En un recorrido por el pueblo es fácil encontrarse con algunos de estos talleres. El de Santiago supone una de las cunas de la artesanía, que perdura casi como tal. “Aunque seamos los que más mantenemos la tradición, esto ya no es lo que era. Antes dabas un paseo por el pueblo y sólo se escuchaba el traqueteo de los telares. Ahora la gente ya los tiene abandonados o de adorno”, lamenta el propietario, quien junto a su mujer Pepita regentan el negocio.

Al lado del taller se encuentra la tienda, por la que transitan, sobre todo los fines de semana, cientos de visitantes. “Algunos gastan más y otros menos, pero al menos saben que lo aquí encuentran es de calidad y está hecho a mano”, sentencia Noelia. Chaquetas, jerséis, calcetines, guantes, gorros, mantas, alfombras y una amplia gama de colores de lana y algodón de varios grosores y un sinfín de artículos más que pueden adquirir. “Tenemos la ventaja de que son todos artículos exclusivos, porque no hay dos iguales al elaborarse a mano. Sólo tienen el denominador común manual”, sostuvo.

Talleres especializados

Hoy en día, algunos de los talleres textiles de Val de San Lorenzo se han especializado en paños y en trajes regionales, porque el negocio de la manta ya no es rentable por sí solo. En el caso de Santiago Geijo se han declinado más por los calcetines, un complemento que una máquina fabrica como una sola unidad de lana alargada y que luego se separa hasta en 34 piezas. Pero el proceso no acaba ahí: “Tenemos un trato con algunas mujeres del pueblo a las que les llevamos los calcetines y ellas los rematan con armonía”. Tras estos remates, pasan a una lavadora industrial y luego se secan al sol: “Se tienden, como la ropa”.

Esto supone, sostiene Noelia, que pronto dirigirá esta empresa familiar, “poder seguir trabajando la lana como como antaño”. Bien lo saben los clientes, que llegan a las tiendas de Val de San Lorenzo los fines de semana, aunque menos de lo que los habitantes quisieran, por lo que piden a las administraciones que intenten dinamizar más la zona y redirijan a los turistas que visitan Astorga, “porque no hay más lugares en España que hagan este tipo de productos”.

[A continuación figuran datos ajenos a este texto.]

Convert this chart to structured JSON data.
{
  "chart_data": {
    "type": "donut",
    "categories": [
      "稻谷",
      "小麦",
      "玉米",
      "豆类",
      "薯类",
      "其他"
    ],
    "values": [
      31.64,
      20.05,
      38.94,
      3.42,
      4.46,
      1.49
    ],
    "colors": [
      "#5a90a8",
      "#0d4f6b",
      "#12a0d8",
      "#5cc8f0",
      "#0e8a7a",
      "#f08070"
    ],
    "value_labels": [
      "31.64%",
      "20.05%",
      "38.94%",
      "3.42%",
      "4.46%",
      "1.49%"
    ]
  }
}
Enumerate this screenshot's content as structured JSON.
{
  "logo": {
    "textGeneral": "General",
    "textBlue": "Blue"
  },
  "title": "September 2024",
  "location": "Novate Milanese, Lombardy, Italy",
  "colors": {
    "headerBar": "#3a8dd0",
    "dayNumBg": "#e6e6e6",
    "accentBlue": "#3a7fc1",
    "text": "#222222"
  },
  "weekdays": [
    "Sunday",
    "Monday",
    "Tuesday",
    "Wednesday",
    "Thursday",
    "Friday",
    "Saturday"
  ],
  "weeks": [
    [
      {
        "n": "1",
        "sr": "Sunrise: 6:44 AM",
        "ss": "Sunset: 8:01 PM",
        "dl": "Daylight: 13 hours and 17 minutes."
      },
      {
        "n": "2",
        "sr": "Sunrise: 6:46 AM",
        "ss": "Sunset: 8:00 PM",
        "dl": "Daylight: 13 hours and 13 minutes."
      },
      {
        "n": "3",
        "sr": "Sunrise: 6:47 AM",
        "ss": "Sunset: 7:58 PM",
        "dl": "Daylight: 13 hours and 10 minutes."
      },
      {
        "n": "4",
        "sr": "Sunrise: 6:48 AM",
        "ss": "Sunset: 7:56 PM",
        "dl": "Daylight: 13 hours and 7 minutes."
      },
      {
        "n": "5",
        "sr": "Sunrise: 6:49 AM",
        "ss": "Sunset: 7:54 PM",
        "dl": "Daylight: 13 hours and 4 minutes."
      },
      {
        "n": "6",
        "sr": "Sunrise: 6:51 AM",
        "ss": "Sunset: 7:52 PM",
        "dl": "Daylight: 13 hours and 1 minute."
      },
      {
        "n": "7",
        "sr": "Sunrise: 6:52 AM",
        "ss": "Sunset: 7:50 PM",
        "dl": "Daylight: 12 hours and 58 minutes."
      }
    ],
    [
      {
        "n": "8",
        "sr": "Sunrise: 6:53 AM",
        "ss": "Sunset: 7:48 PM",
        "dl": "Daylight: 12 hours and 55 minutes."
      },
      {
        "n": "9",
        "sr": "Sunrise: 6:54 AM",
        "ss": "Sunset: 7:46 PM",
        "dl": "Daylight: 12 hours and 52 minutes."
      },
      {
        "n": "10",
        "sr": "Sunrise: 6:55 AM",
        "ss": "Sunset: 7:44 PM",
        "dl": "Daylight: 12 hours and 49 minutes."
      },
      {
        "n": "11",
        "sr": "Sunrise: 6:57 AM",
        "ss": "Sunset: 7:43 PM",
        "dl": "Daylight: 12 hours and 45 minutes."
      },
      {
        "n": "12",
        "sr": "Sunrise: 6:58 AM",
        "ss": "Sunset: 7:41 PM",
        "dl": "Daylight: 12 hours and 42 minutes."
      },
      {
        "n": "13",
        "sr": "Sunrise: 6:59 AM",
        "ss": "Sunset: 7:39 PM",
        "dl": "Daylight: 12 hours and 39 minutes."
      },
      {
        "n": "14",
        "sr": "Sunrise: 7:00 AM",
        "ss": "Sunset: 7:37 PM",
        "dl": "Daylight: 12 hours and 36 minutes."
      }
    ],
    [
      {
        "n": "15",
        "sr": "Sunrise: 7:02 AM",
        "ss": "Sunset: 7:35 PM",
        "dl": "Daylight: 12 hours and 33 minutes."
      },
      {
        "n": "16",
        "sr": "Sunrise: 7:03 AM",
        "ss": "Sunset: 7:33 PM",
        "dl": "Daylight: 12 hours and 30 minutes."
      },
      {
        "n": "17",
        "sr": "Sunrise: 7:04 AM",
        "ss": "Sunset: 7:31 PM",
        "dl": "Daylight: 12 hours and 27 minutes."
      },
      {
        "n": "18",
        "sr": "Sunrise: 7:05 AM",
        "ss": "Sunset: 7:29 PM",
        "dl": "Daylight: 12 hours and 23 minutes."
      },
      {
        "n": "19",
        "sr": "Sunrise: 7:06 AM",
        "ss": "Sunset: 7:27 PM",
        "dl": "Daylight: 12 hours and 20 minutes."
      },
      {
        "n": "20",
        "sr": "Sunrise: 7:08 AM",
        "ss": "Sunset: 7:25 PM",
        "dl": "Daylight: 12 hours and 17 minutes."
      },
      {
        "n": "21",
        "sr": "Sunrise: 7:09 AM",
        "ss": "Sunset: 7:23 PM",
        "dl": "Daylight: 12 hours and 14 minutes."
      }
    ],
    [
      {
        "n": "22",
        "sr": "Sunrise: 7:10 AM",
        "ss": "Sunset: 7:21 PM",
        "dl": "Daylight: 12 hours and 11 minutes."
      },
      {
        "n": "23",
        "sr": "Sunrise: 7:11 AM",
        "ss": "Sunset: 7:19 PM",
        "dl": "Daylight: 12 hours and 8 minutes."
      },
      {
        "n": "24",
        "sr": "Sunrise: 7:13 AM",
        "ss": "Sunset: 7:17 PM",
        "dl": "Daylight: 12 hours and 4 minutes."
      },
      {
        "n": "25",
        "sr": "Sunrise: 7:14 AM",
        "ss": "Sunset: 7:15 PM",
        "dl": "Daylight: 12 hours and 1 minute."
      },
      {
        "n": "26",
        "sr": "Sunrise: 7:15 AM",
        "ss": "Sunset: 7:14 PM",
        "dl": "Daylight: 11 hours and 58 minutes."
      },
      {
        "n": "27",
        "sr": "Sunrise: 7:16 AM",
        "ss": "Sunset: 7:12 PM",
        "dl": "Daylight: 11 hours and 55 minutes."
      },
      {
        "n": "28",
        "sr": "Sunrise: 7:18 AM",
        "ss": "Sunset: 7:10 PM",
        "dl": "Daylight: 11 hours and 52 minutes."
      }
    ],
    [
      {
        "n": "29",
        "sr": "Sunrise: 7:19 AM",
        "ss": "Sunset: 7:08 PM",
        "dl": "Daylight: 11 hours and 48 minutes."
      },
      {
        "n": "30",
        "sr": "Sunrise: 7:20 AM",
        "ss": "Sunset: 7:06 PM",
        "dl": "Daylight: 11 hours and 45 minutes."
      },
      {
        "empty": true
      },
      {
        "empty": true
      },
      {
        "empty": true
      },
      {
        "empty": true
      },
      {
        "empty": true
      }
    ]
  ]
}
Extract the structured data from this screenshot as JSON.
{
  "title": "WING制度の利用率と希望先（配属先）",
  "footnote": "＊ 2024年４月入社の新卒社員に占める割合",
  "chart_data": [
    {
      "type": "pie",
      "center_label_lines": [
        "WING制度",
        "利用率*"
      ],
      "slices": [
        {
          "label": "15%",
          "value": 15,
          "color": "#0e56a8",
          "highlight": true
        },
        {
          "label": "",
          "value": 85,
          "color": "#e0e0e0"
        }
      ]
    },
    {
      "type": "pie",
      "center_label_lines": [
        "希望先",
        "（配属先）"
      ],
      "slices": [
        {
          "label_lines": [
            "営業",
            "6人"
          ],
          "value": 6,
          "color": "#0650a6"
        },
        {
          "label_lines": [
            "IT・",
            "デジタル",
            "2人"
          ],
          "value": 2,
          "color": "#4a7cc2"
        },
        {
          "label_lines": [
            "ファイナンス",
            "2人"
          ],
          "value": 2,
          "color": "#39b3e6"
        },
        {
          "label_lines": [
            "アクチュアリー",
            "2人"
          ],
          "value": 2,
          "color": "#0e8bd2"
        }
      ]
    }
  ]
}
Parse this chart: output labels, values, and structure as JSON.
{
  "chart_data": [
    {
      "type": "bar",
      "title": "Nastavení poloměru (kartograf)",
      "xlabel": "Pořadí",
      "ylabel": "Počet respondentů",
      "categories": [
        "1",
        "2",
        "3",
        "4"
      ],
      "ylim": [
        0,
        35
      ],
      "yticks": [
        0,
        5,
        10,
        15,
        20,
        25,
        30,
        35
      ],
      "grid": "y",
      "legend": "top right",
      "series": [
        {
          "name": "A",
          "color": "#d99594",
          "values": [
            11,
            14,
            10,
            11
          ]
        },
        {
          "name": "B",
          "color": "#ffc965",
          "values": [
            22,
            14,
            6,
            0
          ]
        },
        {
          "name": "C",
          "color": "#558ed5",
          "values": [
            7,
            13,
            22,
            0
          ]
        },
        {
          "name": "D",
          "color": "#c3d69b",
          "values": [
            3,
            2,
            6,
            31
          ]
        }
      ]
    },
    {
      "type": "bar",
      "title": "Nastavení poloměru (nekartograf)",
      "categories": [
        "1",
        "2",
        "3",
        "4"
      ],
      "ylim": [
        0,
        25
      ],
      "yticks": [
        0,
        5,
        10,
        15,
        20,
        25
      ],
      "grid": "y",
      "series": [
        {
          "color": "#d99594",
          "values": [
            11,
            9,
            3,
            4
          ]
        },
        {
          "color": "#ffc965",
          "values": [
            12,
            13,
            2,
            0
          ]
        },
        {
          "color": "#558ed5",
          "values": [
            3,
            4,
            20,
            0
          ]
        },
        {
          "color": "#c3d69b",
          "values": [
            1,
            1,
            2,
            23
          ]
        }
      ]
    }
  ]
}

“Saben lo que buscan y aquí encuentran calidad”, explica Santiago, quien añade que también reciben pedidos de Barcelona, La Coruña o Sevilla. Pero en función de los productos, los envíos se especifican. Por ejemplo, los calcetines se remiten en su mayoría a las comunidades del norte, “porque son zonas más húmedas”.

Las propias artesanas del pueblo con las que las empresas como Santiago Geijo tienen acuerdos elaboran a mano también guantes, gorros, bufandas y todo tipo de prendas de punto. Incluso zapatos para bebés o chales. “Es lo que vendemos nosotros. De todo menos alfombras”, comenta Geijo, quien recuerda que hace un cuarto de siglo contaba con la participación de un centenar de “señoras” del pueblo para estos trabajos.

Admite que las largas épocas de calor de los últimos años no ayuda a vender elementos de lana. El mayor peso de las ventas se produce de octubre a febrero, una cuestión “lógica”, por lo que es necesario diversificarse con otros productos para el resto del año. También, elaboran mantas para muchas de las escuelas con pedagogía Waldorf y reconocen que la incertidumbre política en España ha motivado una caída de sus ventas “porque la gente prefiere guardar de momento”.